意識的にものを考えるときには、「頭を使う」という言い方をするように、頭、脳を使って考えるが、人の心の働きには、脳の活動だけで説明しきることのできないものがたくさんある。(a)
文字は手で覚えるというのも、よく言われることだ。子供の頃、文字を覚えるのに、同じ字を何回も書かされたという覚えは、( ① )だろう。(b)
そうして覚えた字は、忘れていても、書いてみると思い出せることがある。思い出してから書くのではなく、書くことによって思い出すということが起こるのだ。(c)
例えば、人が書いた漢字を見て、間違っているような気がするのに、何処がどういうふうに間違っていると、はっきり指摘できないことがあったとする。そんなとき、②たいていの人は、その文字を紙に書いてみようとするのではなかろうか。(d)
手がちゃんと覚えていたり、頭で考えなくても正しい字が書け、人の書いた字と比べて、「あっ、ここが違う」と指摘できたりする。( ③ )、妙に意識してしまうと、いつもは自然に書ける字が、かえって書けなくなり、思い出せなくなる時がある。

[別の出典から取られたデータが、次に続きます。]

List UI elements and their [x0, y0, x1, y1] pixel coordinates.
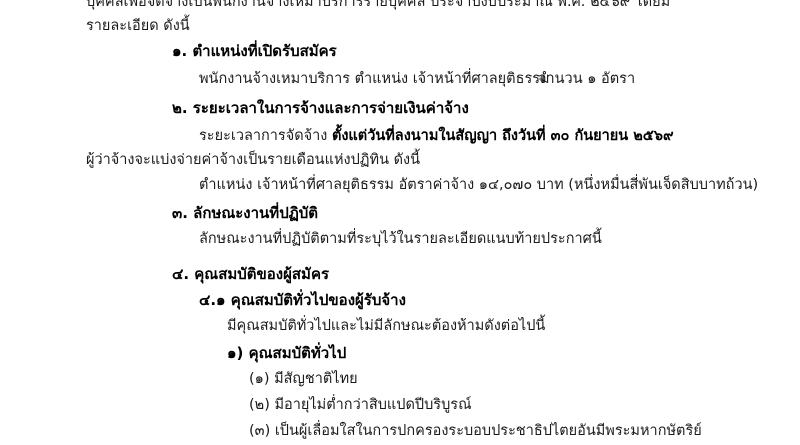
section-1-heading: ๑. ตำแหน่งที่เปิดรับสมัคร	[172, 40, 337, 62]
intro-line-1: บุคคลเพื่อจัดจ้างเป็นพนักงานจ้างเหมาบริก…	[86, 0, 670, 13]
section-2-heading: ๒. ระยะเวลาในการจ้างและการจ่ายเงินค่าจ้า…	[172, 97, 469, 119]
section-4-1-intro: มีคุณสมบัติทั่วไปและไม่มีลักษณะต้องห้ามด…	[227, 315, 545, 337]
section-2-rate: ตำแหน่ง เจ้าหน้าที่ศาลยุติธรรม อัตราค่าจ…	[199, 174, 758, 196]
document-page: บุคคลเพื่อจัดจ้างเป็นพนักงานจ้างเหมาบริก…	[0, 0, 800, 445]
section-1-quantity: จำนวน ๑ อัตรา	[538, 68, 635, 90]
period-value: ตั้งแต่วันที่ลงนามในสัญญา ถึงวันที่ ๓๐ ก…	[332, 128, 674, 144]
qualification-item: (๓) เป็นผู้เลื่อมใสในการปกครองระบอบประชา…	[249, 420, 702, 442]
qualification-item: (๑) มีสัญชาติไทย	[249, 368, 358, 390]
section-4-heading: ๔. คุณสมบัติของผู้สมัคร	[172, 263, 329, 285]
section-3-text: ลักษณะงานที่ปฏิบัติตามที่ระบุไว้ในรายละเ…	[199, 228, 602, 250]
qualification-item: (๒) มีอายุไม่ต่ำกว่าสิบแปดปีบริบูรณ์	[249, 394, 472, 416]
section-3-heading: ๓. ลักษณะงานที่ปฏิบัติ	[172, 202, 318, 224]
section-4-1-heading: ๔.๑ คุณสมบัติทั่วไปของผู้รับจ้าง	[199, 289, 406, 311]
period-label: ระยะเวลาการจัดจ้าง	[199, 128, 327, 144]
section-2-period: ระยะเวลาการจัดจ้าง ตั้งแต่วันที่ลงนามในส…	[199, 125, 674, 147]
intro-line-2: รายละเอียด ดังนี้	[86, 15, 190, 37]
general-qualifications-heading: ๑) คุณสมบัติทั่วไป	[227, 342, 346, 364]
section-1-position: พนักงานจ้างเหมาบริการ ตำแหน่ง เจ้าหน้าที…	[199, 68, 550, 90]
section-2-payment: ผู้ว่าจ้างจะแบ่งจ่ายค่าจ้างเป็นรายเดือนแ…	[86, 149, 420, 171]
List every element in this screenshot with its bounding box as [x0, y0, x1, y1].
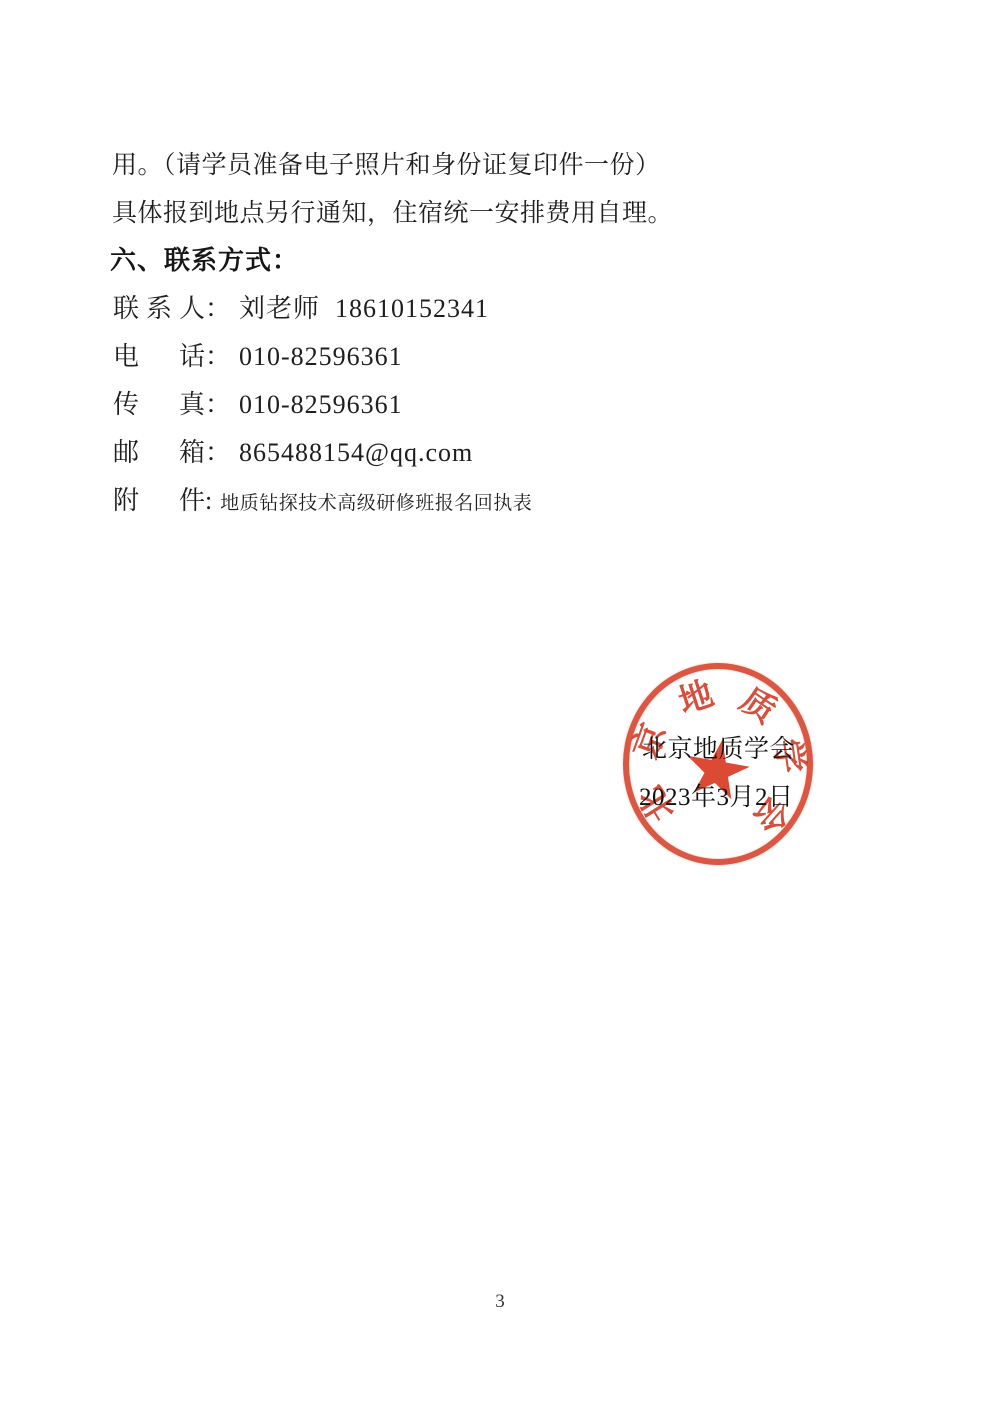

(匠英一「無意識という不思議な世界」 河出書房新社より)
問1( ① )に入る適当なものを選びなさい。
1 誰しもあること 2 誰しもないこと
3 誰かに分かること 4 誰にもあることではない
問2②「たいていの人は、その文字を紙に書いてみようとする」とはどうしてか。
1 文字を覚えるのに、何回も書かなければ覚えられないから。
2 人の文字より、自分の文字が自然できれいだから。
3 書くことによって、正しい字を思い出すことがあるから。
4 人が書いた字と比べて、自分の字の正しさを指摘したいから
問3 ③に入る適当な言葉を選びなさい。
1 その結果 2 その上 3 さらに 4 逆に
問4 次の文は(a)~(d)のどこには入るか。
例えば、記憶喪失になって、自分の名前や過去を忘れた人でも、車の運転は覚えていることがある。